In de Vakgroep Wiskunde en de Faculteit Wetenschappen is men uiterst misnoegd over de gang van zaken, omdat ze een blaam impliceert: men heeft er zijn werk niet goed gedaan, wat met klem wordt ontkend. De onafhankelijkheid van de experts in de tweede commissie wordt er nu in twijfel getrokken: er zouden ‘vrienden’ van dwarsligger van het eerste uur Van Maldeghem bij gezeten hebben, en een van de experts zou door Koen Thas voor de eerste commissie zijn voorgedragen.

Pikant is dat Koen Thas ook via een andere weg aan een vaste benoeming was geraakt, waarbij hij in competitie moest met kandidaten uit de hele universiteit.
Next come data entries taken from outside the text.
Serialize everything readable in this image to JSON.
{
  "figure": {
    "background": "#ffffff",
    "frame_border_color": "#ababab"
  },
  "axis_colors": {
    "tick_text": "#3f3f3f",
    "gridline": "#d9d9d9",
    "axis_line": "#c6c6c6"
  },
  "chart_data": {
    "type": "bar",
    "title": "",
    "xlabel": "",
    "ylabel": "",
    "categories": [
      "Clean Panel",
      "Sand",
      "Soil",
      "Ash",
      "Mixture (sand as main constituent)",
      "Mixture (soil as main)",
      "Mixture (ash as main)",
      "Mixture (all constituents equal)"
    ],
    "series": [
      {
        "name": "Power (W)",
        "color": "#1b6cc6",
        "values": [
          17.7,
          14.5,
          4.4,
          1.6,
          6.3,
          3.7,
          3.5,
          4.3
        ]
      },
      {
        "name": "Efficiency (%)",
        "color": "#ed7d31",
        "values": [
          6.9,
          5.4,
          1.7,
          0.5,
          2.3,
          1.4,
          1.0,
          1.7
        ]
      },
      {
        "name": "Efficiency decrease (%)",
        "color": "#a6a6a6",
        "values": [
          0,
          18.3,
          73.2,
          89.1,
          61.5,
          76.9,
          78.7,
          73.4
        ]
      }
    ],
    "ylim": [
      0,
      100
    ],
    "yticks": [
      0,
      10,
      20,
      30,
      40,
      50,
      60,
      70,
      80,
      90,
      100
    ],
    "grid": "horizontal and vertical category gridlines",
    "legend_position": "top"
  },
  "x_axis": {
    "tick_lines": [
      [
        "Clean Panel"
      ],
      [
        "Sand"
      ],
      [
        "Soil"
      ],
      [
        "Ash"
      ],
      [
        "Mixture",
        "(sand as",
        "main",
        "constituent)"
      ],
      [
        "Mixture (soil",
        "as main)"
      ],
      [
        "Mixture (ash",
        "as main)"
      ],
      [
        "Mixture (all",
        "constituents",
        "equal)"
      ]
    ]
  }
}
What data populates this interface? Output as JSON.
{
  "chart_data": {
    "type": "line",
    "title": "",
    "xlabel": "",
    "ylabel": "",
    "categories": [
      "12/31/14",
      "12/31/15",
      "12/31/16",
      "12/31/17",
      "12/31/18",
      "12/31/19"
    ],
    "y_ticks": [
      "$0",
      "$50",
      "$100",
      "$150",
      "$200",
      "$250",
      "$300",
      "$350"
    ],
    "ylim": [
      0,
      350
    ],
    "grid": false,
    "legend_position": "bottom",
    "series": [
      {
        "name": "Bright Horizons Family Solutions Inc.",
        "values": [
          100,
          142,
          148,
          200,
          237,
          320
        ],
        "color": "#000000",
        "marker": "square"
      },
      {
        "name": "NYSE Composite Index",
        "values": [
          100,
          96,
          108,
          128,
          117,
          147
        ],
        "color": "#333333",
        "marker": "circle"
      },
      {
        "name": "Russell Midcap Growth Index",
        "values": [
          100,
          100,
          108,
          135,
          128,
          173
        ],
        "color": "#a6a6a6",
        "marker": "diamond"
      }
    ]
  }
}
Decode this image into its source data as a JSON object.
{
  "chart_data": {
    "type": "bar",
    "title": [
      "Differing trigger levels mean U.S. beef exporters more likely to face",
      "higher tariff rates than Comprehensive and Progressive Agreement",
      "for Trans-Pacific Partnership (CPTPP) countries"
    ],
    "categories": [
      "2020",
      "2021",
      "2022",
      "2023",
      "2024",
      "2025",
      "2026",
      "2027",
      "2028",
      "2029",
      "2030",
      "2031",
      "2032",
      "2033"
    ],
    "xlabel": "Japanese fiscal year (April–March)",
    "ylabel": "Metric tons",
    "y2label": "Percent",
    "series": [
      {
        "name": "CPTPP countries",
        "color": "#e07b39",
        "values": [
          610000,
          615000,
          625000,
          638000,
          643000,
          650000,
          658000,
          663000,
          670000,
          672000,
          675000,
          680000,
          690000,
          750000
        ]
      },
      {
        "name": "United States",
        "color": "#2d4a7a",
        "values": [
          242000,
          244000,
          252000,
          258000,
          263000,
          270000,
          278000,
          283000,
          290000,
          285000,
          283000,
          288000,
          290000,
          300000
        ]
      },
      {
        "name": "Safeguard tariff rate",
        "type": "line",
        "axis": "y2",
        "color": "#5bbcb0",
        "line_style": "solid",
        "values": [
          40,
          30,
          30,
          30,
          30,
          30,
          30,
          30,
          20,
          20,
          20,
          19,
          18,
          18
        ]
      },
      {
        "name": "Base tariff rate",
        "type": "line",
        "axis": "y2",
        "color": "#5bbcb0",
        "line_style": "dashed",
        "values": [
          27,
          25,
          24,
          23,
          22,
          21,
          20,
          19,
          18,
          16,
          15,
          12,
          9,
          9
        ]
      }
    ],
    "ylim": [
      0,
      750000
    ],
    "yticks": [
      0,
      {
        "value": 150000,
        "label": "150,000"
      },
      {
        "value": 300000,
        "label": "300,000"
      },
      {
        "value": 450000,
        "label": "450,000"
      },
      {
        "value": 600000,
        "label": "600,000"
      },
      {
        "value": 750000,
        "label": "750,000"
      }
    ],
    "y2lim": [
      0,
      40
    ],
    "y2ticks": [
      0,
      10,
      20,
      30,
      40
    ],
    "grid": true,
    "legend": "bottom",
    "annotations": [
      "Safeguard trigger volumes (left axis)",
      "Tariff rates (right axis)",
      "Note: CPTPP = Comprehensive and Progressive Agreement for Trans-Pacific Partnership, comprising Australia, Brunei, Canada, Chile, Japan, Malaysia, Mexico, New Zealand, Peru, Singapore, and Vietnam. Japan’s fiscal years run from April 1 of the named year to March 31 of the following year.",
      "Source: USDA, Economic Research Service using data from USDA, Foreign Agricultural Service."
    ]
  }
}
Er waren 140 gegadigden voor zes jobs, en hij was verkozen. Maar daar stak de Vakgroep Wiskunde dan weer een stokje voor, omdat er volgens haar al te veel meetkundigen in haar onderzoekersaanbod zitten. Jammer, want het had een mooie oplossing kunnen zijn voor de gesjeesde kandidaat Lavrauw. ‘Overigens ook een man met een goed curriculum’, besluit de rector. ‘Ik hoop dat er voor hem een oplossing gevonden wordt.’

Maar dat is momenteel uiteraard een héél magere troost.